It's not just smartphones, as Microsoft also has a version of its Windows 10 operating system designed for Arm. Unfortunately, Windows 10 on Arm hasn't taken off yet. But with the success of the Apple M1 chip and its tremendous leap in performance over Intel's x86 architecture in lot of cases, reports now suggest that Microsoft too is developing its own Arm-based chips.
Since most Windows apps are designed to work on x86, many developers have yet to optimize their apps for Arm architecture. However, Arm points out that more apps, including the widely used video call client Zoom, are on the cusp of releasing Windows 10 on Arm-ready versions of its software. Just recently, Microsoft teamed up with Qualcomm on a new Arm-based dev kit so that more apps can be developed on Windows 10 for Arm.
Arm's new range of IP falls across three tiers, with Cortex X-2 and Mali G710 at the top, focusing on all-out performance. Below that there's Cortex A-710 and Mali G-510, which are aimed at mid-range devices looking to balance power and efficiency. And at the bottom there's the Cortex A-510 and Mali G-310, which are fully focused on using as little power as needed, making it ideal as back-up cores or for running low-power devices like smartwatches and fitness bands.

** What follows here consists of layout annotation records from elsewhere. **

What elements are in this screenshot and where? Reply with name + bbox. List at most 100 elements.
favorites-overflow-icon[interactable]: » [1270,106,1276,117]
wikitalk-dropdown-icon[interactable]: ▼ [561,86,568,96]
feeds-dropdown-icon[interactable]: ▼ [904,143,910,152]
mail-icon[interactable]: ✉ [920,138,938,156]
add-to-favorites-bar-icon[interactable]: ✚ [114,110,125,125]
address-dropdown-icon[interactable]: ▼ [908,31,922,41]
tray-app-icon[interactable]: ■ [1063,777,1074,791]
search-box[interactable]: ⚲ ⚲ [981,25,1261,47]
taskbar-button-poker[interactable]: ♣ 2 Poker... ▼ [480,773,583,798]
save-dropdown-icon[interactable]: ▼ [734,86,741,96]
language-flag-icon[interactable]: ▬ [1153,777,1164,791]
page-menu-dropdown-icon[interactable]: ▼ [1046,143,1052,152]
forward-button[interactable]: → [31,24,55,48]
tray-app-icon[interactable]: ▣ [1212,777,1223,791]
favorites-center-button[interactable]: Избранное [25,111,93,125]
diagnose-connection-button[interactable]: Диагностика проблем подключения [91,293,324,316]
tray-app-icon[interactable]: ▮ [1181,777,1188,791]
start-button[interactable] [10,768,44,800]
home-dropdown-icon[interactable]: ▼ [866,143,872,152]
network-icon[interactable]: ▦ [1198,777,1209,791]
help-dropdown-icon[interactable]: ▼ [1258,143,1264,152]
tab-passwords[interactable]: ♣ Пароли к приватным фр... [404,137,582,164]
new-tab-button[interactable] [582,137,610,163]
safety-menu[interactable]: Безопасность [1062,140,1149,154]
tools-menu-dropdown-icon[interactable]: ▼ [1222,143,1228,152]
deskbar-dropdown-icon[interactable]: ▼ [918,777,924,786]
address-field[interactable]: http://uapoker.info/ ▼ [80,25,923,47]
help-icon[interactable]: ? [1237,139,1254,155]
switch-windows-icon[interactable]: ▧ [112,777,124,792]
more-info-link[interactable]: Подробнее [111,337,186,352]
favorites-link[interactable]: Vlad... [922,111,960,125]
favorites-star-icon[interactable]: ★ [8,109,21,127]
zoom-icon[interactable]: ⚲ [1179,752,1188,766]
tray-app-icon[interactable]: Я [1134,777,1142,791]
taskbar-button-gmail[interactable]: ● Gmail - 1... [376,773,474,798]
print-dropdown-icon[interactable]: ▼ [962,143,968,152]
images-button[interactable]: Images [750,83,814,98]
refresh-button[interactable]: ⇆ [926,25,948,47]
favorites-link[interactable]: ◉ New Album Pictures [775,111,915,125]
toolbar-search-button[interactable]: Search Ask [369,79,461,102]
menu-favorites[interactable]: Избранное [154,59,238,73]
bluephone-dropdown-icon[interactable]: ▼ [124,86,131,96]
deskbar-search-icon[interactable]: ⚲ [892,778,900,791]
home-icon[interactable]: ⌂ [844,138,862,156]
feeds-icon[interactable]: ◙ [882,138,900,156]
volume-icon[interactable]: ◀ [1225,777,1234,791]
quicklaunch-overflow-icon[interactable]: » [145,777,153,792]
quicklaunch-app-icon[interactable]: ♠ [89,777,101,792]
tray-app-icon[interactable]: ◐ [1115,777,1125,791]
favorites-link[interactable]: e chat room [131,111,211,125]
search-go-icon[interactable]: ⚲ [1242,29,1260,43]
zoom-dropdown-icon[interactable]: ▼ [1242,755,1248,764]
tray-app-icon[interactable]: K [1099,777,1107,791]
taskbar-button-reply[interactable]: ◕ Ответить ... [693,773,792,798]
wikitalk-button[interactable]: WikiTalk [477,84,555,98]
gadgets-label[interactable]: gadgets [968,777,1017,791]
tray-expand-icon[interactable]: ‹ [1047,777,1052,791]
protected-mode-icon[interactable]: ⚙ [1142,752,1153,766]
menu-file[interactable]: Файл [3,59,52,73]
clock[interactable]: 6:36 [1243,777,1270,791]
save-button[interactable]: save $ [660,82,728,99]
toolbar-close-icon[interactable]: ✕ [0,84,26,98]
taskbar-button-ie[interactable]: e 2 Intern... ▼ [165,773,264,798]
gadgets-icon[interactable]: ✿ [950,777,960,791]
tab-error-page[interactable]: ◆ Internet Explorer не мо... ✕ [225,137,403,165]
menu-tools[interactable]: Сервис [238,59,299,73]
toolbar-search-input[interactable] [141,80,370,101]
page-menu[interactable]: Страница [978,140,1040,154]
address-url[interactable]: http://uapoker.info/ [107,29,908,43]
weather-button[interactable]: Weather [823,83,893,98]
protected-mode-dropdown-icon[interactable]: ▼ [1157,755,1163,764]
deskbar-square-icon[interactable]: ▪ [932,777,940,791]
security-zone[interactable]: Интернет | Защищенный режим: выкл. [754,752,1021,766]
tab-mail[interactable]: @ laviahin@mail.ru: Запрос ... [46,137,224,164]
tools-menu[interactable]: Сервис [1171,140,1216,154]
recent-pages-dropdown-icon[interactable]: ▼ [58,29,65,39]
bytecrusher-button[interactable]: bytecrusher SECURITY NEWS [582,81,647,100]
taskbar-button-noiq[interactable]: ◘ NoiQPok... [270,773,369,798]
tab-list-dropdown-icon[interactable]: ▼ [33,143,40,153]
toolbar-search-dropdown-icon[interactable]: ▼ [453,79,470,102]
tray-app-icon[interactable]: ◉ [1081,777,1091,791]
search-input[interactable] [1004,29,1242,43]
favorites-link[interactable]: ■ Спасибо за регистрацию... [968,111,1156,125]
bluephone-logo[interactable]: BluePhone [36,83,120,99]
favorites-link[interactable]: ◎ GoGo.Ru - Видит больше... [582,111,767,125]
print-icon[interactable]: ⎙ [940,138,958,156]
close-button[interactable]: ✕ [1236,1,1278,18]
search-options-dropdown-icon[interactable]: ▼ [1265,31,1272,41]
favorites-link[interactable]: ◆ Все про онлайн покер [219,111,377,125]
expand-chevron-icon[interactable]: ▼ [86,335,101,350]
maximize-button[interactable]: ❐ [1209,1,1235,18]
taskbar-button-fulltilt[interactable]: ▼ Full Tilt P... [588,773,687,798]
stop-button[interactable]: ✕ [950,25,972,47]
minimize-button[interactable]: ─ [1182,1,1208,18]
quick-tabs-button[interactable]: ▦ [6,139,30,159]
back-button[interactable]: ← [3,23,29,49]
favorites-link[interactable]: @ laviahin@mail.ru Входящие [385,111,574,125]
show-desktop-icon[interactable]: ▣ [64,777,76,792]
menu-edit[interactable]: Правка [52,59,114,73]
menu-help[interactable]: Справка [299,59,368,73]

More power doesn't help protect your devices from cyberattacks though. Fortunately, Arm has a raft of improvements to this end, including a new system called Memory Tagging Extension.
This feature, developed with help from Google, is designed to prevent bugs that can lead to major security breaches. It’s the same with Secure EL2, another new feature. It locks secured apps away from the rest of the apps installed on a device to keep them safe from attack. However, it adds the ability to separate each of these secured apps from one other too. That should mean if a hacker were to gain access to one app, they won’t automatically have access to others.
Aside from the performance and security of these chips, the third key pillar of Arm's new IP is the Armv9 architecture. It's friendlier for developers, making writing and maintaining code easier so they can focus on optimization.
Early 2022 is when we should see the first set of these new Arm-based devices hit the market. More information is likely to come towards the end of this year.